Large proportions of applied nutrients are lost to excretion, exporting and erosion, he said.
“The nation which can most successfully close the loop on nutrients by recycling will be at a global economic, nutritional and competitive advantage as well as having cleaner water and a healthier natural environment. “It will be more food secure on a planet destined for global food insecurity,” Cribb said.
Fellow UTS researchers Dana Cordell and Stuart White have argued that phosphorus supply is finite and more than one-third of the world’s need comes from Morocco, from politically unstable regions.
China has the largest known reserves, but in 2008 it placed a tariff on exports to protect domestic supplies.

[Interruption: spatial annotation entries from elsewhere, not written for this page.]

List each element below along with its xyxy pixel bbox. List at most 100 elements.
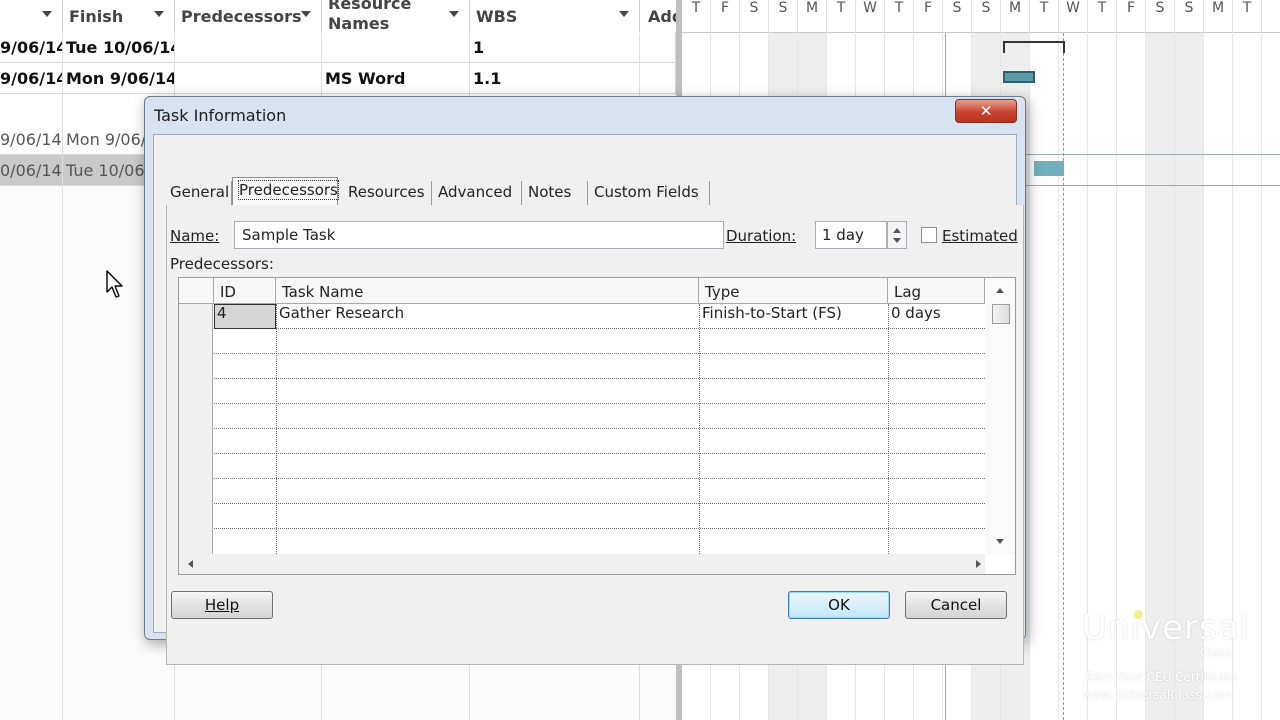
row-selector[interactable] [179,529,213,554]
duration-spinner[interactable] [887,221,907,249]
grid-row[interactable] [179,354,985,379]
cell-wbs: 1.1 [470,63,676,94]
name-field[interactable]: Sample Task [234,221,724,249]
timescale-day: S [972,0,1001,33]
cell-task-name[interactable]: Gather Research [276,304,699,329]
grid-corner [179,278,214,304]
watermark-url: www.UniversalClass.com [1082,688,1232,702]
timescale-day: M [1204,0,1233,33]
scroll-left-icon[interactable] [188,560,193,568]
column-header-resource-names[interactable]: Resource Names [322,0,470,33]
horizontal-scrollbar[interactable] [179,554,985,574]
cell-start: 9/06/14 [0,63,63,94]
watermark-tagline: Earn Your CEU Certificate [1086,670,1238,684]
column-header-start[interactable] [0,0,63,33]
timescale: TFSSMTWTFSSMTWTFSSMT [682,0,1280,33]
cell-finish: Mon 9/06/14 [63,63,175,94]
tab-notes[interactable]: Notes [522,181,588,205]
row-selector[interactable] [179,329,213,354]
row-selector[interactable] [179,354,213,379]
cancel-button[interactable]: Cancel [905,591,1007,619]
scroll-thumb[interactable] [992,304,1010,324]
chevron-down-icon[interactable] [154,11,164,17]
grid-row[interactable] [179,379,985,404]
cell-finish: Tue 10/06/14 [63,32,175,63]
grid-row[interactable] [179,504,985,529]
grid-row[interactable] [179,479,985,504]
vertical-scrollbar[interactable] [985,278,1015,554]
chevron-down-icon[interactable] [301,11,311,17]
grid-header-type[interactable]: Type [699,278,888,304]
help-button[interactable]: Help [171,591,273,619]
gantt-gridline [1029,33,1030,720]
watermark-logo: Universal [1082,608,1250,648]
logo-dot-icon [1134,610,1143,619]
row-selector[interactable] [179,479,213,504]
deadline-line [1063,33,1064,720]
scroll-up-icon[interactable] [996,288,1004,293]
name-label: Name: [170,227,220,245]
column-header-wbs[interactable]: WBS [470,0,640,33]
grid-row[interactable] [179,529,985,554]
tab-advanced[interactable]: Advanced [432,181,522,205]
close-icon: ✕ [979,102,993,120]
mouse-pointer-icon [106,270,126,304]
tab-custom-fields[interactable]: Custom Fields [588,181,710,205]
cell-id[interactable]: 4 [214,304,276,329]
table-row[interactable]: 9/06/14 Mon 9/06/14 MS Word 1.1 [0,63,676,94]
chevron-down-icon[interactable] [42,11,52,17]
grid-row[interactable]: 4 Gather Research Finish-to-Start (FS) 0… [179,304,985,329]
timescale-day: M [1001,0,1030,33]
timescale-day: M [798,0,827,33]
header-line: Resource [328,0,412,13]
dialog-body: General Predecessors Resources Advanced … [153,134,1024,665]
row-selector[interactable] [179,454,213,479]
table-row[interactable]: 9/06/14 Tue 10/06/14 1 [0,32,676,63]
task-bar[interactable] [1034,161,1064,176]
spin-up-icon[interactable] [893,228,901,233]
tab-resources[interactable]: Resources [342,181,432,205]
ok-button[interactable]: OK [788,591,890,619]
timescale-day: W [1059,0,1088,33]
grid-row[interactable] [179,454,985,479]
predecessors-label: Predecessors: [170,255,274,273]
scroll-down-icon[interactable] [996,539,1004,544]
timescale-day: T [827,0,856,33]
cell-lag[interactable]: 0 days [888,304,985,329]
chevron-down-icon[interactable] [619,11,629,17]
chevron-down-icon[interactable] [449,11,459,17]
grid-row[interactable] [179,429,985,454]
close-button[interactable]: ✕ [955,99,1017,123]
grid-divider [699,304,700,554]
row-selector[interactable] [179,304,213,329]
row-selector[interactable] [179,429,213,454]
duration-field[interactable]: 1 day [815,221,887,249]
cell-resources [322,32,470,63]
timescale-day: T [1088,0,1117,33]
predecessors-grid[interactable]: ID Task Name Type Lag 4 Gather Research … [178,277,1016,575]
column-header-add[interactable]: Add [640,0,676,33]
scroll-right-icon[interactable] [976,560,981,568]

The US, thought to have just 25 years of deposits left, stopped exporting a decade ago and has begun importing
Diammonium phosphate (DAP), which is the main phosphatic fertilizer in countries which do not use superphosphate, recently rose in price by 50% to US$450/tonne, but that is a long way short of its 2008 peak of $1260.
Humans consume three million tonnes of phosphorus annually in their food and excrete it again which has let some nations to consider recycling urine as a fertiliser.
However, Cordell and White (ww.phosphorusfurtures.net) also say maximum phosphorus production won’t occur until 2040—that is when the supply will “peak”.
Bilodeau said rising world prices for rock will encourage more mining. Saudi Arabia is building a massive DAP plant to use its own rock and even NZ has known reserves, under the sea on the Chatham Rise, which at US$200/tonne for rock, mining becomes viable.
World prices are only half that level now, but they did rise to US$400 briefly during 2008.
Bilodeau, a Canadian said his home country had hundreds of years of potash reserves, while urea is made from nitrogen in the atmosphere.
China can make considerable gains in efficiency of fertilizer use and would be forced to make cuts in tonnages applied because of environmental pollution due to over-fertilizing.
Fertilisers in China have been cheap, offering quick yield boosts without monitoring or technological advise, but he loss of nutrients into water had been huge, and could not continue, Bilodeau said.
It has been estimated China uses 40% more fertilizers than its crops need, resulting in about 10 million tonnes of fertilizers a year being deposited into rivers an lakes.
China produces 24 of world grains, but uses 35% of global fertilizer tonnages.
Green said Ravensdown’s plan to use huge Southland coal deposits to power a urea plant was very exciting, because it would substitute for imported nitrogen fertilisers.
“We have the raw material in abundance to produce something that NZ farmers need.”
Ravensdown has joined with Solid Energy to confirm the economic viability of a plant, and the study is expected to be finished soon, Green said.
The plant, which could cost upwards of US$1 billion, would produce up o 1.2 million tonnes a year of urea form up to 2 million tonnes a year of lignite.
Current impost of about 500,00 tonnes annually would be replaced and 750,000 tonnes generated for export, which at 2008 prices would generate about $1.5 billion of export equivalent income, Green said.